Reduce[{h[wo)] <= 42, h[wo] >= 38, h[w] >= 37 && 20 <= w <= 2000, h[w] < 0 && w <= 3000, h[w] >= 1 && w >= 1}, {w}]

For example the parenthesis do not match; the argument of the first function is enclosed in a square and on round bracket; in fact the round bracket needs to be deleted.

Reduce[{h[wo] <= 42, h[wo] >= 38, h[w] >= 37 && 20 <= w <= 2000, h[w] < 0 && w <= 3000, h[w] >= 1 && w >= 1}, {w}]

Then the arguments of some $h$ are $wo$ instead of $w$.

Reduce[{h[w] <= 42, h[w] >= 38, h[w] >= 37 && 20 <= w <= 2000, h[w] < 0 && w <= 3000, h[w] >= 1 && w >= 1}, {w}]

Then I concatenate all conditions with a &&.

Reduce[{h[w] <= 42 && h[w] >= 38 && h[w] >= 37 && 20 <= w <= 2000 && h[w] < 0 && w <= 3000&& h[w] >= 1 && w >= 1}, {w}]

Now, the result will depend on the function h.
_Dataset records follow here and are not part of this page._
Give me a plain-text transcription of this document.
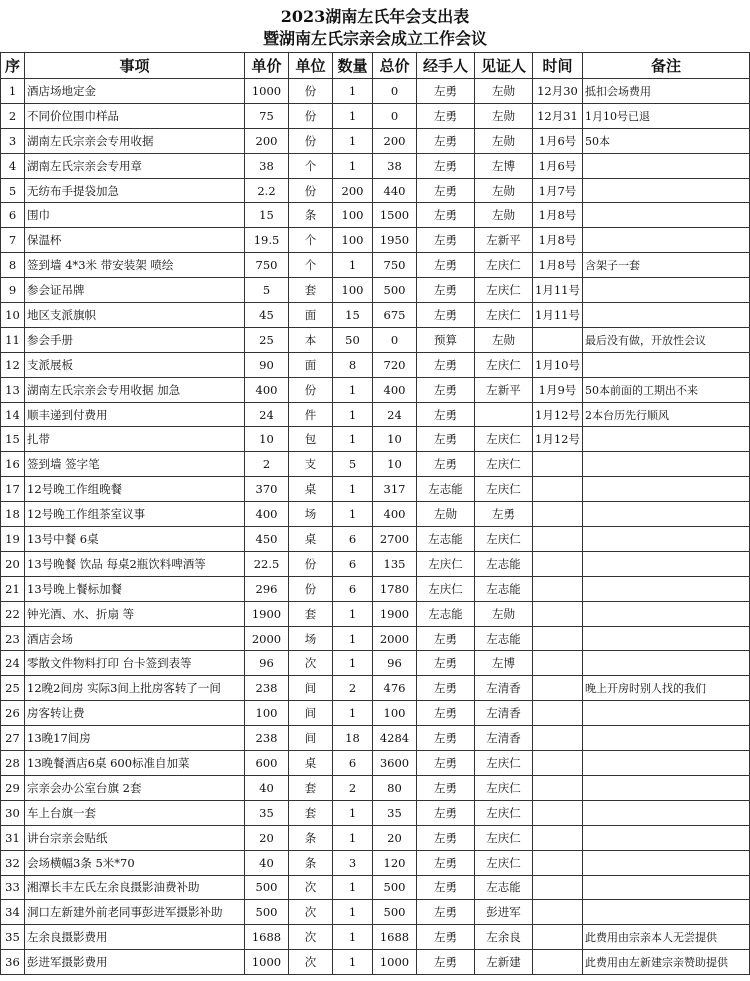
2023湖南左氏年会支出表
暨湖南左氏宗亲会成立工作会议
序	事项	单价	单位	数量	总价	经手人	见证人	时间	备注
1	酒店场地定金	1000	份	1	0	左勇	左勋	12月30	抵扣会场费用
2	不同价位围巾样品	75	份	1	0	左勇	左勋	12月31	1月10号已退
3	湖南左氏宗亲会专用收据	200	份	1	200	左勇	左勋	1月6号	50本
4	湖南左氏宗亲会专用章	38	个	1	38	左勇	左博	1月6号	
5	无纺布手提袋加急	2.2	份	200	440	左勇	左勋	1月7号	
6	围巾	15	条	100	1500	左勇	左勋	1月8号	
7	保温杯	19.5	个	100	1950	左勇	左新平	1月8号	
8	签到墙 4*3米 带安装架 喷绘	750	个	1	750	左勇	左庆仁	1月8号	含架子一套
9	参会证吊牌	5	套	100	500	左勇	左庆仁	1月11号	
10	地区支派旗帜	45	面	15	675	左勇	左庆仁	1月11号	
11	参会手册	25	本	50	0	预算	左勋		最后没有做，开放性会议
12	支派展板	90	面	8	720	左勇	左庆仁	1月10号	
13	湖南左氏宗亲会专用收据 加急	400	份	1	400	左勇	左新平	1月9号	50本前面的工期出不来
14	顺丰递到付费用	24	件	1	24	左勇		1月12号	2本台历先行顺风
15	扎带	10	包	1	10	左勇	左庆仁	1月12号	
16	签到墙 签字笔	2	支	5	10	左勇	左庆仁		
17	12号晚工作组晚餐	370	桌	1	317	左志能	左庆仁		
18	12号晚工作组茶室议事	400	场	1	400	左勋	左勇		
19	13号中餐 6桌	450	桌	6	2700	左志能	左庆仁		
20	13号晚餐 饮品 每桌2瓶饮料啤酒等	22.5	份	6	135	左庆仁	左志能		
21	13号晚上餐标加餐	296	份	6	1780	左庆仁	左志能		
22	钟光酒、水、折扇 等	1900	套	1	1900	左志能	左勋		
23	酒店会场	2000	场	1	2000	左勇	左志能		
24	零散文件物料打印 台卡签到表等	96	次	1	96	左勇	左博		
25	12晚2间房 实际3间上批房客转了一间	238	间	2	476	左勇	左清香		晚上开房时别人找的我们
26	房客转让费	100	间	1	100	左勇	左清香		
27	13晚17间房	238	间	18	4284	左勇	左清香		
28	13晚餐酒店6桌 600标准自加菜	600	桌	6	3600	左勇	左庆仁		
29	宗亲会办公室台旗 2套	40	套	2	80	左勇	左庆仁		
30	车上台旗一套	35	套	1	35	左勇	左庆仁		
31	讲台宗亲会贴纸	20	条	1	20	左勇	左庆仁		
32	会场横幅3条 5米*70	40	条	3	120	左勇	左庆仁		
33	湘潭长丰左氏左余良摄影油费补助	500	次	1	500	左勇	左志能		
34	洞口左新建外前老同事彭进军摄影补助	500	次	1	500	左勇	彭进军		
35	左余良摄影费用	1688	次	1	1688	左勇	左余良		此费用由宗亲本人无尝提供
36	彭进军摄影费用	1000	次	1	1000	左勇	左新建		此费用由左新建宗亲赞助提供
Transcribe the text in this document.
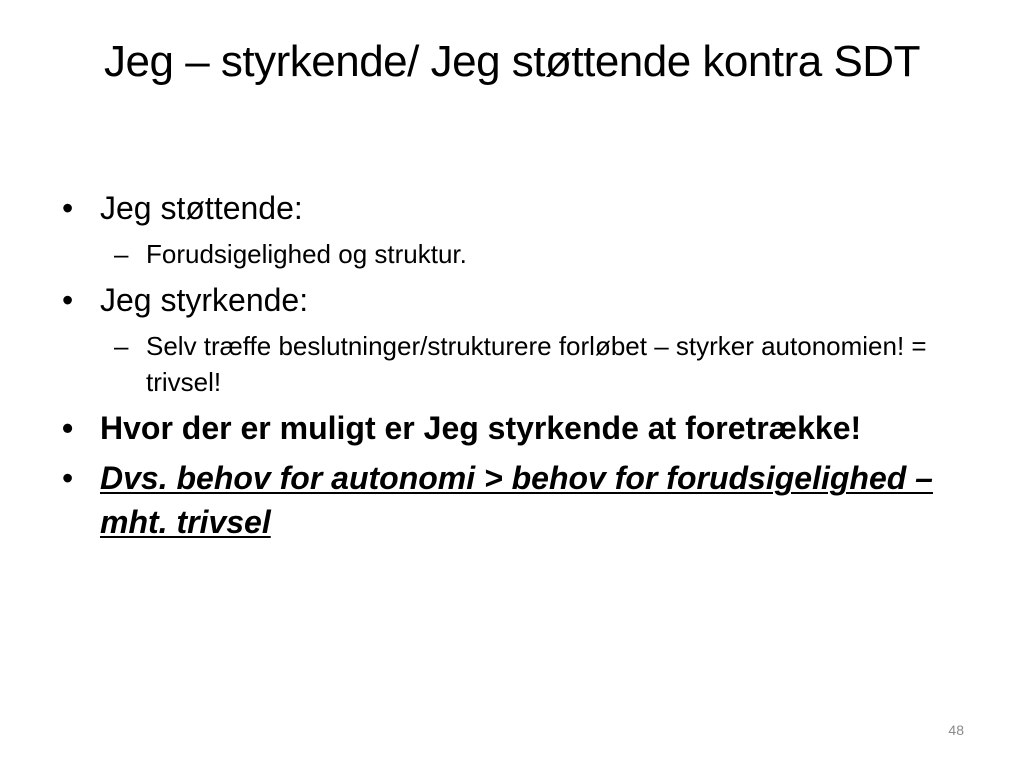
Jeg – styrkende/ Jeg støttende kontra SDT
• Jeg støttende:
– Forudsigelighed og struktur.
• Jeg styrkende:
– Selv træffe beslutninger/strukturere forløbet – styrker autonomien! = trivsel!
• Hvor der er muligt er Jeg styrkende at foretrække!
• Dvs. behov for autonomi > behov for forudsigelighed – mht. trivsel
48
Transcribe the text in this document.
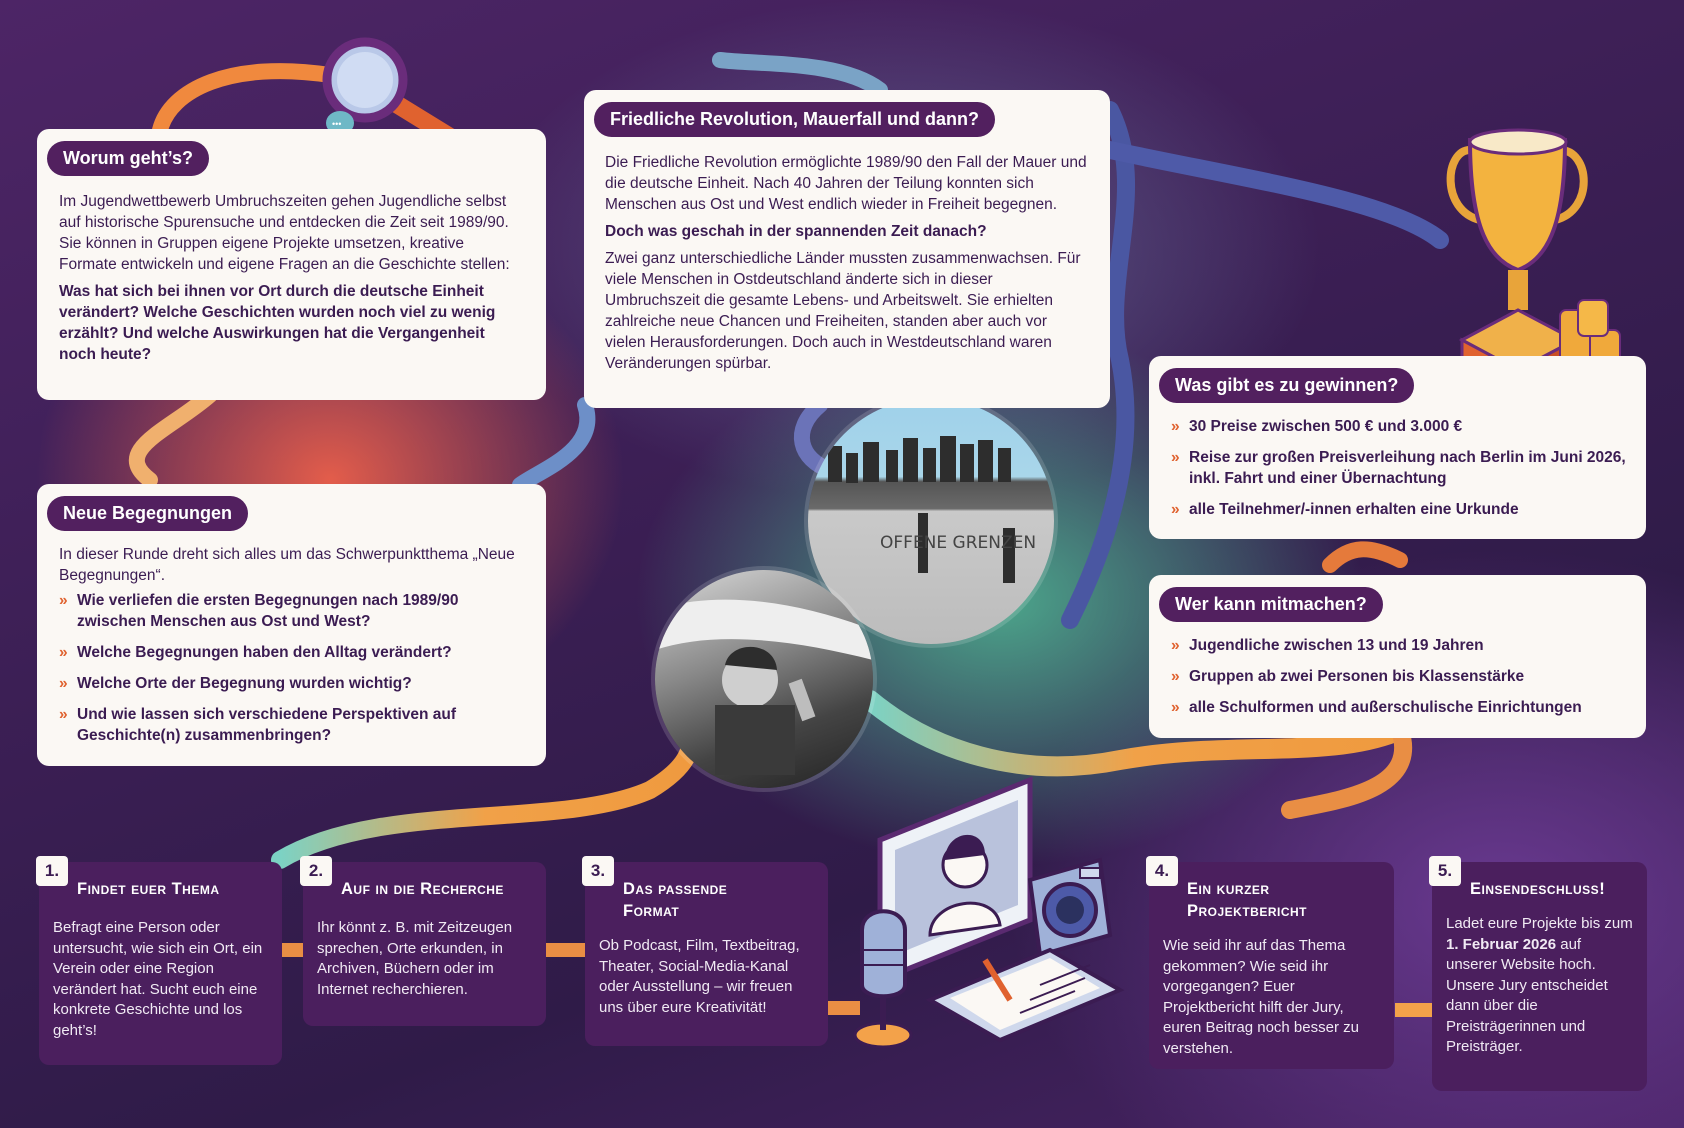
•••
OFFENE GRENZEN
Worum geht’s?

Im Jugendwettbewerb Umbruchszeiten gehen Jugendliche selbst auf historische Spurensuche und entdecken die Zeit seit 1989/90. Sie können in Gruppen eigene Projekte umsetzen, kreative Formate entwickeln und eigene Fragen an die Geschichte stellen:

Was hat sich bei ihnen vor Ort durch die deutsche Einheit verändert? Welche Geschichten wurden noch viel zu wenig erzählt? Und welche Auswirkungen hat die Vergangenheit noch heute?

Neue Begegnungen

In dieser Runde dreht sich alles um das Schwerpunktthema „Neue Begegnungen“.

» Wie verliefen die ersten Begegnungen nach 1989/90 zwischen Menschen aus Ost und West?
» Welche Begegnungen haben den Alltag verändert?
» Welche Orte der Begegnung wurden wichtig?
» Und wie lassen sich verschiedene Perspektiven auf Geschichte(n) zusammenbringen?
Friedliche Revolution, Mauerfall und dann?

Die Friedliche Revolution ermöglichte 1989/90 den Fall der Mauer und die deutsche Einheit. Nach 40 Jahren der Teilung konnten sich Menschen aus Ost und West endlich wieder in Freiheit begegnen.

Doch was geschah in der spannenden Zeit danach?

Zwei ganz unterschiedliche Länder mussten zusammenwachsen. Für viele Menschen in Ostdeutschland änderte sich in dieser Umbruchszeit die gesamte Lebens- und Arbeitswelt. Sie erhielten zahlreiche neue Chancen und Freiheiten, standen aber auch vor vielen Herausforderungen. Doch auch in Westdeutschland waren Veränderungen spürbar.

Was gibt es zu gewinnen?
» 30 Preise zwischen 500 € und 3.000 €
» Reise zur großen Preisverleihung nach Berlin im Juni 2026, inkl. Fahrt und einer Übernachtung
» alle Teilnehmer/-innen erhalten eine Urkunde
Wer kann mitmachen?
» Jugendliche zwischen 13 und 19 Jahren
» Gruppen ab zwei Personen bis Klassenstärke
» alle Schulformen und außerschulische Einrichtungen
1.
Findet euer Thema

Befragt eine Person oder untersucht, wie sich ein Ort, ein Verein oder eine Region verändert hat. Sucht euch eine konkrete Geschichte und los geht’s!

2.
Auf in die Recherche

Ihr könnt z. B. mit Zeitzeugen sprechen, Orte erkunden, in Archiven, Büchern oder im Internet recherchieren.

3.
Das passende Format

Ob Podcast, Film, Textbeitrag, Theater, Social-Media-Kanal oder Ausstellung – wir freuen uns über eure Kreativität!

4.
Ein kurzer Projektbericht

Wie seid ihr auf das Thema gekommen? Wie seid ihr vorgegangen? Euer Projektbericht hilft der Jury, euren Beitrag noch besser zu verstehen.

5.
Einsendeschluss!

Ladet eure Projekte bis zum 1. Februar 2026 auf unserer Website hoch. Unsere Jury entscheidet dann über die Preisträgerinnen und Preisträger.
For example I define:

h[x_] := x^2 - 10

With that and your inequalities the set of solutions is empty. So I modified the conditions a little bit like so:

Reduce[{h[w] <= 42 && h[w] >= 38 && h[w] >= 37 && -20 <= w <= 2000 && h[w] > 0 && w <= 30007 h[w] >= 1 && w >= 1}, w]

This results in

4 Sqrt[3] <= w <= 2 Sqrt[13]

Cheers,

M.